3. You cannot measure trade management

managementAnalyzing how your stop loss changed during the duration of your trade provides insights about your trading, you cannot get any other way.

By comparing the initial stop loss position and the final outcome of your trade, Edgewonk can analyze exactly how well you are managing your trades. Often Edgewonk will find weaknesses in your trade management, point out ways in which you are giving away money or leaving money on the table. A trader who does not have a stop loss is doomed to trade without knowing how to improve his trade management.

 

4. Knowing which stop placement doesn’t work

When it comes to stop placement (or exiting trades) a trader can choose from a wide variety of options; placing a stop above/below highs and lows, using a moving average, trailing a stop loss or using a fixed stop are just a few examples. And even if you are not using a stop, you have to determine how you exit your trades.

The trader who uses a hard stop has a major advantage; he can very accurately analyze the performance of his stop loss approach and then make adjustments based on his findings. If your stop placement is all over the place and you have no consistency in exiting trades, making improvements is impossible.

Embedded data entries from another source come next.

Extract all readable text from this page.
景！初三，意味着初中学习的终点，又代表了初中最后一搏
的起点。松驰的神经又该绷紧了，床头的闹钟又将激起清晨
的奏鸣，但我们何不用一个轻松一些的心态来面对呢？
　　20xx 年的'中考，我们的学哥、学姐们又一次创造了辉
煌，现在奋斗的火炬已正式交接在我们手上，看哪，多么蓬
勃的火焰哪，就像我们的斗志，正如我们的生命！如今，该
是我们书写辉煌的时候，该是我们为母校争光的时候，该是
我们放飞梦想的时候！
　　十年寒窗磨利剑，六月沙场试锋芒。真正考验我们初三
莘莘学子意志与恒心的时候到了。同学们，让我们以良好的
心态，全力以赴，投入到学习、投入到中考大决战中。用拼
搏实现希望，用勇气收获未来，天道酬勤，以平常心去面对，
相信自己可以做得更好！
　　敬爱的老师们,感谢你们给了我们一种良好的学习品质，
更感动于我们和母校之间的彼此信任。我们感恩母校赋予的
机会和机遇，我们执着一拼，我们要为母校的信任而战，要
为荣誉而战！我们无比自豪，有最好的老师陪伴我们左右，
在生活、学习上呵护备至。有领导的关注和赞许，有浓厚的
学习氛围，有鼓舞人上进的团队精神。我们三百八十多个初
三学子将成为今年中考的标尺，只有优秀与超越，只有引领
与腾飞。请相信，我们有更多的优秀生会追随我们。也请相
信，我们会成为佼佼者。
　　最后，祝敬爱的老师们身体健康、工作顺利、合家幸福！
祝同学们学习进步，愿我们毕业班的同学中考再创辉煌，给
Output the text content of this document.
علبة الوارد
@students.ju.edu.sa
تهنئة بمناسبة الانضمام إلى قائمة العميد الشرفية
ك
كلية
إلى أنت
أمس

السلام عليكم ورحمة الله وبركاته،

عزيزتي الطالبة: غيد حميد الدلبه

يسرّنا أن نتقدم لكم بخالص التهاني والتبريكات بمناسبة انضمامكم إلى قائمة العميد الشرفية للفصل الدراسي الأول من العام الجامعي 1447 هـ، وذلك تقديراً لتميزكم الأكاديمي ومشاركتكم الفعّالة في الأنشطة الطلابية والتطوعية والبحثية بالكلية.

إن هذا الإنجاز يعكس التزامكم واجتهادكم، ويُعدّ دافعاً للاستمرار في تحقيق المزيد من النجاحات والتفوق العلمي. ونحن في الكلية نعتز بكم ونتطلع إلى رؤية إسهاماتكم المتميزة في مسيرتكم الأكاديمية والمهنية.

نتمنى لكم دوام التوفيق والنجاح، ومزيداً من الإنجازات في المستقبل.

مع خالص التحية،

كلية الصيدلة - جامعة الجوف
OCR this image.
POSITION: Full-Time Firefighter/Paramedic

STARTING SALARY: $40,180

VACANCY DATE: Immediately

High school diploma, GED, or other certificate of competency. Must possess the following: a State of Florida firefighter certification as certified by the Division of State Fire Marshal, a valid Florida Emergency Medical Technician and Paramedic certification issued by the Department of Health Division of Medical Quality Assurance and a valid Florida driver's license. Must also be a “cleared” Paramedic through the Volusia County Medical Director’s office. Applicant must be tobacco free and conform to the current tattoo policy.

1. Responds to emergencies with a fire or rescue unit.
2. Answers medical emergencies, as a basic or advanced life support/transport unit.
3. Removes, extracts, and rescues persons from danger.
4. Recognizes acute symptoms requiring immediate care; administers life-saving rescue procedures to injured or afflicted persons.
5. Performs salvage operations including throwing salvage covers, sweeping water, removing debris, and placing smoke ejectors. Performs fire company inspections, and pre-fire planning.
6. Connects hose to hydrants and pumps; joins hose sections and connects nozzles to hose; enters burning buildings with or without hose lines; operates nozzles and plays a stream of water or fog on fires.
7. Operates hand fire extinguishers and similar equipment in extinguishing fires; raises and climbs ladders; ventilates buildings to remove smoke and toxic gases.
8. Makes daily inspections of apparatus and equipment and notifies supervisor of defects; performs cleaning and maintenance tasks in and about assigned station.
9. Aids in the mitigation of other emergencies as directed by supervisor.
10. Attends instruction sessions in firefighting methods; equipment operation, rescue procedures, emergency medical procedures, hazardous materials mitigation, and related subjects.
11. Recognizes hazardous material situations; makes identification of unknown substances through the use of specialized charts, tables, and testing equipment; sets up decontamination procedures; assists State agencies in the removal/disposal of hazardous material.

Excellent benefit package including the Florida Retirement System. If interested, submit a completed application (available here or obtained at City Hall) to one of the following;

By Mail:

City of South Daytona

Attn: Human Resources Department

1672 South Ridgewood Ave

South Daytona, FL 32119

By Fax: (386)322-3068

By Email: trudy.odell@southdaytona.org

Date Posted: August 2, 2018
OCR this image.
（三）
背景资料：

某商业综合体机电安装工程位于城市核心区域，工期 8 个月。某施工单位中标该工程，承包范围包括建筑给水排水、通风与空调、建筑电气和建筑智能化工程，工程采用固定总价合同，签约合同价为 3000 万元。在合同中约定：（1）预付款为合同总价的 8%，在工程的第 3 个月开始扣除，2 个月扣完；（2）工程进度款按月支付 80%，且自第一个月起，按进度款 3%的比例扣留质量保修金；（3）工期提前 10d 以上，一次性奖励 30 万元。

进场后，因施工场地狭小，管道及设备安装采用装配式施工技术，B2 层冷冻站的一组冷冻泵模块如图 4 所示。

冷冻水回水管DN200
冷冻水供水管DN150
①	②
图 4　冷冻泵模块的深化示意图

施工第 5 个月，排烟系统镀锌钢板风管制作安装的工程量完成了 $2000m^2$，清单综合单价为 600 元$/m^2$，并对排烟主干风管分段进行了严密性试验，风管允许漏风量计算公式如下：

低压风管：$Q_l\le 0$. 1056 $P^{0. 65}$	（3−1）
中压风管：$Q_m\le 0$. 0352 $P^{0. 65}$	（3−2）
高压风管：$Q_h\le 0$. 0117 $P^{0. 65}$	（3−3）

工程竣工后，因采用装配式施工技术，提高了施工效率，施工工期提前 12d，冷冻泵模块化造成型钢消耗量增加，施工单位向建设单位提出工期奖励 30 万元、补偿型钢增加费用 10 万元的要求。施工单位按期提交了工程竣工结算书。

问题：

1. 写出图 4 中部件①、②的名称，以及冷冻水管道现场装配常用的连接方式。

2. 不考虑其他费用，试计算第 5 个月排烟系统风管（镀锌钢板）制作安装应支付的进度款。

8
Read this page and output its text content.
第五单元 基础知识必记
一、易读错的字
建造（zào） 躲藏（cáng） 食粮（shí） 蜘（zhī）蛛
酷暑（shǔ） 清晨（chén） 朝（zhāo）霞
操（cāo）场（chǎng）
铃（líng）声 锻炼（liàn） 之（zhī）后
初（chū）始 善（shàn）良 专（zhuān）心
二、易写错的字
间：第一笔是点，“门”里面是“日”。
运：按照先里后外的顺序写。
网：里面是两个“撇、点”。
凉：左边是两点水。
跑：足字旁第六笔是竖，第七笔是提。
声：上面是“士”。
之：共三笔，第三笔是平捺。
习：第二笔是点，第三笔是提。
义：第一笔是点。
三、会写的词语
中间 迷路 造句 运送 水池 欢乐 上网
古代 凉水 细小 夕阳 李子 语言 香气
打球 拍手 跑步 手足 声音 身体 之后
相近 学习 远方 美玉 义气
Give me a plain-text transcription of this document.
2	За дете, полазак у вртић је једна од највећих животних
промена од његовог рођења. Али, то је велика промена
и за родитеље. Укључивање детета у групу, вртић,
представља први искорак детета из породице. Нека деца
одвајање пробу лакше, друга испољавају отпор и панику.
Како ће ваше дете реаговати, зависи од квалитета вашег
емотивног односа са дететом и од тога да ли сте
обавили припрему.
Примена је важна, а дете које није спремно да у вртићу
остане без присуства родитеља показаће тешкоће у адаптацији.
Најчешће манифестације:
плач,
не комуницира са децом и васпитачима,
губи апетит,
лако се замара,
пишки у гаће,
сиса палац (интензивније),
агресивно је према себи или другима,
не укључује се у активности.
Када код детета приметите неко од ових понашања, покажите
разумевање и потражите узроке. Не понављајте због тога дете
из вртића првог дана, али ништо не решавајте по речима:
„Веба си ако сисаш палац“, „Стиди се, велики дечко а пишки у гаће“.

The Edgewonk metrics are designed to provide actionable insights about how your stop placement is really working for you and how to adjust your strategy to potentially increase your performance. Again, a trader who does not use stops, will miss out and making improvements will be almost impossible.

 

Protecting your capital should be your #1 priority

Almost everyone gets into trading because they want to make a lot of money. No one thinks about the risks. Then they go broke. Especially for beginners, their job is to protect their capital as effectively as possible in order to stay long enough in the game to eventually become a break even trader, and ultimately a profitable trader. Reasonable stops and risk levels will keep you in the business for a long time to come and help you improve your trading on so many levels. Don’t neglect them.

 

*The points made in this article are tailored to spot trading, mainly for forex, futures, stocks, spread betting and CFD trading. Other asset classes such as options trading are based on different premises.